Suitable for Key Stage 4/5

Aims

To look back at the past year and think about life as a continual learning experience.

Preparation and materials

Assembly

  1. It is the end of the school year, and most of us will be moving up a year in September. However, some of us will be leaving the school altogether. This is a great change for all of us, and should be recognized as such.

    Life does not stand still, but moves as though in a dance. However pleasant our lives are currently, they must change. People grow older and their personalities shift and grow. With this must come a change of scenery.

  2. Our school career only lasts up to 14 years. In a lifetime, that is quite a short amount of time, but it is still important to mark the end of each year. Our education changes dramatically with each year, as does our character. The end of each year is an achievement, first and foremost. One more year done. One year less to go. A year’s work over.

  3. In many ways, each year gets harder. This is a cause not for discontent, but for celebration. We’re getting older and more knowledgeable. Our brains are developing and becoming more sophisticated in the way in which they process our learning. Our education must reflect that. Even those who are leaving this school are progressing to another harder, but also more rewarding stage. As we age, the responsibility and autonomy that we receive, and are expected to demonstrate, grows. The work done and the new expectations placed on us should be celebrated.

  4. Those who are leaving this school will probably have to enjoy or endure (depending on your point of view!) a ritualized dance, prom or formal evening of some sort. It is, of course, important to see everyone for one last time. Good memories are worth many bad ones and our classmates deserve to be seen in the best light. Another year done in the learning experience of life.

    Of course, in reality, none of us ever escape from education for good. Lifelong learning is true for us all!

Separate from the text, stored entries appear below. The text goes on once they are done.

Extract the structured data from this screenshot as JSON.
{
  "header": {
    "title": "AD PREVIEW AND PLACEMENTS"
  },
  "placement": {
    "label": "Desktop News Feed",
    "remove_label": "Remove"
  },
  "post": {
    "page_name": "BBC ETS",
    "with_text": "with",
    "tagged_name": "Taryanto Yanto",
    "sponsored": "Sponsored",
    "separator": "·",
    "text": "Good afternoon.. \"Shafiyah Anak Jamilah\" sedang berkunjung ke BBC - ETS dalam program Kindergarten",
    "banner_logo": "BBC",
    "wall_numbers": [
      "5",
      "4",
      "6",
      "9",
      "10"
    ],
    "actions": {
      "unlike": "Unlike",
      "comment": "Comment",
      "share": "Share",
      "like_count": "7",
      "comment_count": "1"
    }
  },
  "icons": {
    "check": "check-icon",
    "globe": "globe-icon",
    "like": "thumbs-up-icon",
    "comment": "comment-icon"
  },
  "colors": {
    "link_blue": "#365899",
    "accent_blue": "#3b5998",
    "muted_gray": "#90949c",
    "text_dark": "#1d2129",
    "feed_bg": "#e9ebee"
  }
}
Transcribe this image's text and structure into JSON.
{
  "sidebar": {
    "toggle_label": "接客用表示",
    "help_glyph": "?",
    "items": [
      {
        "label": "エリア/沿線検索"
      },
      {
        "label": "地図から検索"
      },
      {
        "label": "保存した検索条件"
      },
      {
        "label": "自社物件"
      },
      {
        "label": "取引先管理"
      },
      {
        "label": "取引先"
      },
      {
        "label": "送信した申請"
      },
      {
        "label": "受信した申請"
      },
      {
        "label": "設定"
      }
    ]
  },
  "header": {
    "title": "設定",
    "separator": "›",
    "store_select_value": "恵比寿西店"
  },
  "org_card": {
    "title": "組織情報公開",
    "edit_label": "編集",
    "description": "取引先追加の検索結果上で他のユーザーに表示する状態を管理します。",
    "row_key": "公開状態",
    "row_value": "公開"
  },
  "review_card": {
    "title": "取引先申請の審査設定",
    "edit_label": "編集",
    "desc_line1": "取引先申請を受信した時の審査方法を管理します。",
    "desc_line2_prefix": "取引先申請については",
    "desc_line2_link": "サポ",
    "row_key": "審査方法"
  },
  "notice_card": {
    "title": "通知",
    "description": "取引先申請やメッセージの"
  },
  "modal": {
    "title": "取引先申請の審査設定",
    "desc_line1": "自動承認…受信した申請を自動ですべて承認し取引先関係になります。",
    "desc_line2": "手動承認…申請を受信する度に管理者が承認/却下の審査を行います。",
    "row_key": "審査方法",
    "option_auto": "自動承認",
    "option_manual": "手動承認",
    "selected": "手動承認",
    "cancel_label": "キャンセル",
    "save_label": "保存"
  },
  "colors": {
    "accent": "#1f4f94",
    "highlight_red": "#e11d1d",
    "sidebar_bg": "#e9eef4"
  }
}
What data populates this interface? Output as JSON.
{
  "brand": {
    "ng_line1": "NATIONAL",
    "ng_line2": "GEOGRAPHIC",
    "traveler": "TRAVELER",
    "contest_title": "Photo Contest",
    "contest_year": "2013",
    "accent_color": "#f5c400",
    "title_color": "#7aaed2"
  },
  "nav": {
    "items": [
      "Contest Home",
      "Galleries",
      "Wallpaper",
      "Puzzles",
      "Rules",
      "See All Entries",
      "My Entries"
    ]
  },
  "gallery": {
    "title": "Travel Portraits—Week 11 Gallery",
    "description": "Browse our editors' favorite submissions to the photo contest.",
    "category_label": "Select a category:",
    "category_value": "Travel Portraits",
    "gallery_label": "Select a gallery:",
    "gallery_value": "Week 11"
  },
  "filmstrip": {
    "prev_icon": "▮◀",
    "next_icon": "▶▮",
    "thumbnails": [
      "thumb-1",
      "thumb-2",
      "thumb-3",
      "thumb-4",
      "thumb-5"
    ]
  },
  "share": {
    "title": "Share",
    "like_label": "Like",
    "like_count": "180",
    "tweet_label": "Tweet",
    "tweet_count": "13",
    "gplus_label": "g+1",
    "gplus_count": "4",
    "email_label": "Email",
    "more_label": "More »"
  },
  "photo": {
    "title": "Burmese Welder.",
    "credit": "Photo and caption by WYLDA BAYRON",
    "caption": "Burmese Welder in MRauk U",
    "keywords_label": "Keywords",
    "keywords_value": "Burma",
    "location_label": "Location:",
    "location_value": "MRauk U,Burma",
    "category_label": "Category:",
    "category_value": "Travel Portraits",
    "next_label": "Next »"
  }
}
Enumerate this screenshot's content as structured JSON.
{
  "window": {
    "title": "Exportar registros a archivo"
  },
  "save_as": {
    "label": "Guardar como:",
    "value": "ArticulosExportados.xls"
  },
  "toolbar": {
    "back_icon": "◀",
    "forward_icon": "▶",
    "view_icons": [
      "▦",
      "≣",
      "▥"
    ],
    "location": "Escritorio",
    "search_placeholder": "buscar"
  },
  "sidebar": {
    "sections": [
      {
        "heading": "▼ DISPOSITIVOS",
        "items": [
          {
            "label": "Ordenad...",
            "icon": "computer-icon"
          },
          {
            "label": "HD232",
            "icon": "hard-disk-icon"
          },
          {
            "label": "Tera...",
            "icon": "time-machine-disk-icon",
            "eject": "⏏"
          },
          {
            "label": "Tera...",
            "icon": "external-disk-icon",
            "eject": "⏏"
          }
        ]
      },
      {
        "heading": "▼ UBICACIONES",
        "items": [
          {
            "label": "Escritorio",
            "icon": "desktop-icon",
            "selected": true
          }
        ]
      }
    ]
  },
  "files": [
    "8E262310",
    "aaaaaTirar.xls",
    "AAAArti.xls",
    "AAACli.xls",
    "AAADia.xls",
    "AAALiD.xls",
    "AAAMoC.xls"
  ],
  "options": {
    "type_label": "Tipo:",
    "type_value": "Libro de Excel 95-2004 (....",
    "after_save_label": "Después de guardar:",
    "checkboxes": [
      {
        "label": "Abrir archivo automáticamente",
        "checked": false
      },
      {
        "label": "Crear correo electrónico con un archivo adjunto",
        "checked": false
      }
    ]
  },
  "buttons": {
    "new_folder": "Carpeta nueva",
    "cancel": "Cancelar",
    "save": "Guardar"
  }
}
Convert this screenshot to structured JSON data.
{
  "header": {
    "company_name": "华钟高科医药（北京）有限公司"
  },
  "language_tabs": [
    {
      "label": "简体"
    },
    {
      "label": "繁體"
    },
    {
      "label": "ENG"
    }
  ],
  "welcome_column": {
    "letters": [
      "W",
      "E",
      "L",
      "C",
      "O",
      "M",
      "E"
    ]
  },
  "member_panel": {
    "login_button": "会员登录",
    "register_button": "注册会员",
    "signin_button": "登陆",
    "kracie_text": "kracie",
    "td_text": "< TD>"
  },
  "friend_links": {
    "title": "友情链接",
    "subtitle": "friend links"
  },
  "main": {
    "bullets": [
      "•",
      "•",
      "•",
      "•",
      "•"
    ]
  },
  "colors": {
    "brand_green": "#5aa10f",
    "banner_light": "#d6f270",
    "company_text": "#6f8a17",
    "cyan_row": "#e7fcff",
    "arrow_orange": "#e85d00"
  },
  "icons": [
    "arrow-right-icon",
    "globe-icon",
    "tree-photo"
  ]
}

  5. Those who are heading to college or sixth form and eventually university will end up, after three or more years of intense study, at a graduation ceremony that can seem a little anticlimactic. All those years of hard work are commemorated with a handshake from a minor celebrity and a piece of paper, all experienced while wearing strange and unflattering clothes.

    However, as anyone who has been through such an event will tell you, it is not what you are given that matters, it is what you have already gained. The same is true of everyone who moves up an academic year: as teachers, we do not necessarily give you more responsibility and achievement, we merely recognize that you already have it.

Time for reflection

Light a candle and play some meditative music.

Encourage the students to spend some time reflecting on what they were like this time last year.

Ask the following questions.

- How much have you changed?
- How has your life changed in that time?

Encourage the students to think about the following words.

Think of the good things that have happened.
And the bad things, too.
Think about your hopes:
For this summer,
For the next year.
Give thanks for your growth,
For the increase in your knowledge,
And say ‘yes’ to all that will be in the future.